I have an irrational, but growing fear of being locked in the Disney Vault. The Disney Vault, whose existence is well publicized on Television, is a sort of Gitmo for animated characters. There they are held without writ of habeas corpus for a decade, only to be released for a few short weeks then locked away again. Peter Pan is enjoying his brief moment of freedom now, but the commercials constantly remind us that his incarceration will resume very soon.
Even Robert Hansen, Zacharias Moussoui, and the Unibomber, locked up in super-maximum security prison, get 1 hour of sunshine and PT each day. Not so Ariel, Aladdin, and Bambi. They stay locked away in the Disney Vault, day after dark day, week after dark week, year after dark year – without visitors, without sunshine, without (one suspects) hope – waiting for those few weeks each decade when they blink blindly in the light of the sun, and emerge for public scrutiny.
Although the existence of the Disney Vault is well publicized, the location of it is not. It could be at a dark site in the Czech Republic, or it could be right here – at Quantico, or Langley. That’s where my fear arises. Some think I bear a striking resemblance to Wimpy from the Popeye cartoons – not a Disney character, but an animated one nonetheless. What if I inadvertently stumbled onto the grounds of the Disney Vault, and some of Michael Eisner’s private-ops guys tasered me and locked me in? Without access to counsel, without writ of habeas corpus, I would be abandoned there for a decade – waiting in line behind Dumbo, Pocahontas, and Sport Goofy for my release. It is unlikely, I know, but it could happen.
The location of the Disney Vault is unknown, but the reason for its highly publicized existence is not. It has proved to be a great marketing scheme. Restricting access increases value, and the urgency to buy. The Vault generates angst. Angst generates dollars. Why are so few units shelved when a new Xbox is marketed? Why did the Beanie Baby people use the same ploy a few years ago, and the Pound Puppy people before them, and the Cabbage Patch Kids people before them? The answer is easy – to manipulate our emotions, to get our adrenalin involved in our purchasing decisions – to make lots of money.

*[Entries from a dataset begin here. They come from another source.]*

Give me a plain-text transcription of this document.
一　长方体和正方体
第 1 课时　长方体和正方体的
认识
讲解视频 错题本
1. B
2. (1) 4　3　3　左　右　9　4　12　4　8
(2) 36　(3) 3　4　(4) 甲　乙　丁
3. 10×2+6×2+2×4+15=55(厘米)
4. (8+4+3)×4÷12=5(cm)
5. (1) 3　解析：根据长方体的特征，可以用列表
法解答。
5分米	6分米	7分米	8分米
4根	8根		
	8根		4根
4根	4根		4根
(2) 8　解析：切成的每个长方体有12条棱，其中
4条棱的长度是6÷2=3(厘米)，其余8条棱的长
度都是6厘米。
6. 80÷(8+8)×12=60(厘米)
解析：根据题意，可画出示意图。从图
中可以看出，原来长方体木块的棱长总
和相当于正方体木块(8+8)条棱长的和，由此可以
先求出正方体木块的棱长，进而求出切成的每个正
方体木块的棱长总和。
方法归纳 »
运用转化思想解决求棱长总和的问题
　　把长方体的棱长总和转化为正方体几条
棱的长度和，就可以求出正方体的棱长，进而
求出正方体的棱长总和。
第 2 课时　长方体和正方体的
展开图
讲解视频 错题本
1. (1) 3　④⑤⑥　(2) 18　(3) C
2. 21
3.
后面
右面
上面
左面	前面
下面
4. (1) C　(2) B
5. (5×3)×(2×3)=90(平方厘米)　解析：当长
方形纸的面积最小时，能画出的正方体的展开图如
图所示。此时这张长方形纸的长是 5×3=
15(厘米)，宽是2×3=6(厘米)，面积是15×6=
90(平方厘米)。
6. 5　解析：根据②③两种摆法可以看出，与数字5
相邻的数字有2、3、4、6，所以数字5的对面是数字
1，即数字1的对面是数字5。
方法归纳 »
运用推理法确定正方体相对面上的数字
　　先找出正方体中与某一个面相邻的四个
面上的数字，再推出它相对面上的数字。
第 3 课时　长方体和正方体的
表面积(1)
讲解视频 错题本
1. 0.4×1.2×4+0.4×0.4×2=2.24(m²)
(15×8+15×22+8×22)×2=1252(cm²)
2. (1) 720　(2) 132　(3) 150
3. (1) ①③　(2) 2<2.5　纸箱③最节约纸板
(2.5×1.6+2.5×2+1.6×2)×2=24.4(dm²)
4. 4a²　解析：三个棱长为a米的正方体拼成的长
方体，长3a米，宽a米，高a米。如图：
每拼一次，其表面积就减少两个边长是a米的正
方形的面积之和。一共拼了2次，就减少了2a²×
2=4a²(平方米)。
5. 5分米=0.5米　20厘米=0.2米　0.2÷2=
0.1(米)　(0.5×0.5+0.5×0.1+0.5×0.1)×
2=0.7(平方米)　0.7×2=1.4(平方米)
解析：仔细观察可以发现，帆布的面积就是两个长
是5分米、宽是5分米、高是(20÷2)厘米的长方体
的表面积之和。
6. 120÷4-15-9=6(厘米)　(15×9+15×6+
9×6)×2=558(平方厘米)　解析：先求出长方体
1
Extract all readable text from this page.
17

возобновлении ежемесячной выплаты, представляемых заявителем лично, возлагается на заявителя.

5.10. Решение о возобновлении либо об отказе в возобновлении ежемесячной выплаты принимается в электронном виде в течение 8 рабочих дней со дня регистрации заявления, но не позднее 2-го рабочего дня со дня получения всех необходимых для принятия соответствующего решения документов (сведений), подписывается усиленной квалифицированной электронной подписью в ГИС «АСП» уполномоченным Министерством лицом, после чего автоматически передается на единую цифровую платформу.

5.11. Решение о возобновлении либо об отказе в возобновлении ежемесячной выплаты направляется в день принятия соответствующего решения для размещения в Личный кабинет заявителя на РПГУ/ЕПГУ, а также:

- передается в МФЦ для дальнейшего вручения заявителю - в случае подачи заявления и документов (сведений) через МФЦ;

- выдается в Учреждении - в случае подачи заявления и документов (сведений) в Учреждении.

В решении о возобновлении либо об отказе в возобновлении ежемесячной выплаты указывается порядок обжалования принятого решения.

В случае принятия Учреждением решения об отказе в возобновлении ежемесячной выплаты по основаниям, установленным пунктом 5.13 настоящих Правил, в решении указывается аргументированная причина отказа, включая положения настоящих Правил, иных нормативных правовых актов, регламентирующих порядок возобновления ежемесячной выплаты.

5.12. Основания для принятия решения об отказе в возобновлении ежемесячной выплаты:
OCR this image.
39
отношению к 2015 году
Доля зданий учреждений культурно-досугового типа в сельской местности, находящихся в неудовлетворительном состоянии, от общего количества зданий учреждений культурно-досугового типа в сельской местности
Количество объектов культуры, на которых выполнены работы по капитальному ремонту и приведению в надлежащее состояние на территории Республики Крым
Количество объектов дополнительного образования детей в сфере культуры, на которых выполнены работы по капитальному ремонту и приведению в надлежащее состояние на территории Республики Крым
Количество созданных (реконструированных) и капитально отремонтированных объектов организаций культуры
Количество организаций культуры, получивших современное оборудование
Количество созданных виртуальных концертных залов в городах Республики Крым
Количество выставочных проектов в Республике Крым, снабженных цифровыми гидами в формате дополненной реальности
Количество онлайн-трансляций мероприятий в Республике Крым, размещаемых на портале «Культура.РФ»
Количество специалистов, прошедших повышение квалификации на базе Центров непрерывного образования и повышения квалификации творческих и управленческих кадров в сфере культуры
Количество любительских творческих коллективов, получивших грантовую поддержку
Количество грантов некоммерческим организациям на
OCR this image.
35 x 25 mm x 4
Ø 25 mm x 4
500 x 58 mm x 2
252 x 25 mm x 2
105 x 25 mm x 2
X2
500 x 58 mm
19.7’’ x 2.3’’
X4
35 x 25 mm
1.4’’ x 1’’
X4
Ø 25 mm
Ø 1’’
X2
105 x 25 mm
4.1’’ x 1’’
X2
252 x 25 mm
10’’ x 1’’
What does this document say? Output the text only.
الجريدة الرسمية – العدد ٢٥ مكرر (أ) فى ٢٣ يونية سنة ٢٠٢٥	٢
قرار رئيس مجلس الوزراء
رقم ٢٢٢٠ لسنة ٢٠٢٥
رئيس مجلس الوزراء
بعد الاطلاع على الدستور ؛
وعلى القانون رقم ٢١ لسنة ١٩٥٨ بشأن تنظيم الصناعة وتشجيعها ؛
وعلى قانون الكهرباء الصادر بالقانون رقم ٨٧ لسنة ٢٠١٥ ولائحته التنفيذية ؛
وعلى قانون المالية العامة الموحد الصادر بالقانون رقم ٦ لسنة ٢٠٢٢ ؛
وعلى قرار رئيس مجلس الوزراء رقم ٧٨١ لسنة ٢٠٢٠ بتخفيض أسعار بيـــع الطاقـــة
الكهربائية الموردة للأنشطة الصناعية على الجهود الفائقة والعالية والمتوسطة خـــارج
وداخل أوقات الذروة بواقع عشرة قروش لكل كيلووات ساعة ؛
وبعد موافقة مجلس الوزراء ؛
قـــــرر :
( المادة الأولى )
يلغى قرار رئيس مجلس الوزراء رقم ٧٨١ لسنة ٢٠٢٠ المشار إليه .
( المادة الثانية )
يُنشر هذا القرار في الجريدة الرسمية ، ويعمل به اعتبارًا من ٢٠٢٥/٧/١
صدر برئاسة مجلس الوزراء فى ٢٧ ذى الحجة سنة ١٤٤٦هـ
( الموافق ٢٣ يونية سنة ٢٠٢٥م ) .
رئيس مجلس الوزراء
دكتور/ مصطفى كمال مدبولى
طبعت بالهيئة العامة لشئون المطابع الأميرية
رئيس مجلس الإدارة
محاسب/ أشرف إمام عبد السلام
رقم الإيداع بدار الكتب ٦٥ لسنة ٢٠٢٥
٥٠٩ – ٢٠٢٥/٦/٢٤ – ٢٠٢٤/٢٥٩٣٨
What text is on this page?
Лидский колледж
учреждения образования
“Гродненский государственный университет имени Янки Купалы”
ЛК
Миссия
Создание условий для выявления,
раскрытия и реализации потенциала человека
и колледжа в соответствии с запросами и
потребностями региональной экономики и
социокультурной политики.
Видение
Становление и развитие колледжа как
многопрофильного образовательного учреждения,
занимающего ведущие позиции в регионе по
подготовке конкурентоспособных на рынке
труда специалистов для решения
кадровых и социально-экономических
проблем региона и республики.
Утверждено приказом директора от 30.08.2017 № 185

No one huckstering a product believes that an educated consumer is the best customer. Advertisers shamelessly seek to play our subconscious fears like a Casio keyboard. This lie is the foundation upon which our consumption economy is built – is the life-blood of our entertainment culture.
And this Jesus rejects.
We rarely notice the times Jesus identifies a particular value of Western Culture and then categorically rejects that value, but he does it surprisingly often. One example is this:
For this reason I say to you, do not be anxious about your life – what you shall eat, what you shall drink, what clothes you shall wear – is not life more that food, and the body more than clothing?....These are all the things the Gentile eagerly seek; your heavenly Father knows you need them all. But seek first His kingdom, and His righteousness, and these things shall be added to you.
The “gentiles” Jesus speaks of are not Sumatran, Bantu, or the Mound-builders – They are Greek and Roman. They are Westerners, living by false values we have inherited and refined to this day. I hope we are duly impressed by the striking honesty of Jesus. He is straightforward about our needs, and the right way to meet them. The simplicity of John 3.16, and Acts 2.38 are typical of the way God communicates.
Then again, there is a reason God can be honest with us – He’s not trying to take anything from us, but to give us something – eternal life. The great and sad irony is that more people will send their money to Disney this year, than will receive the gifts Jesus offers. How pernicious then is this lie Jesus tells us to reject – and how costly.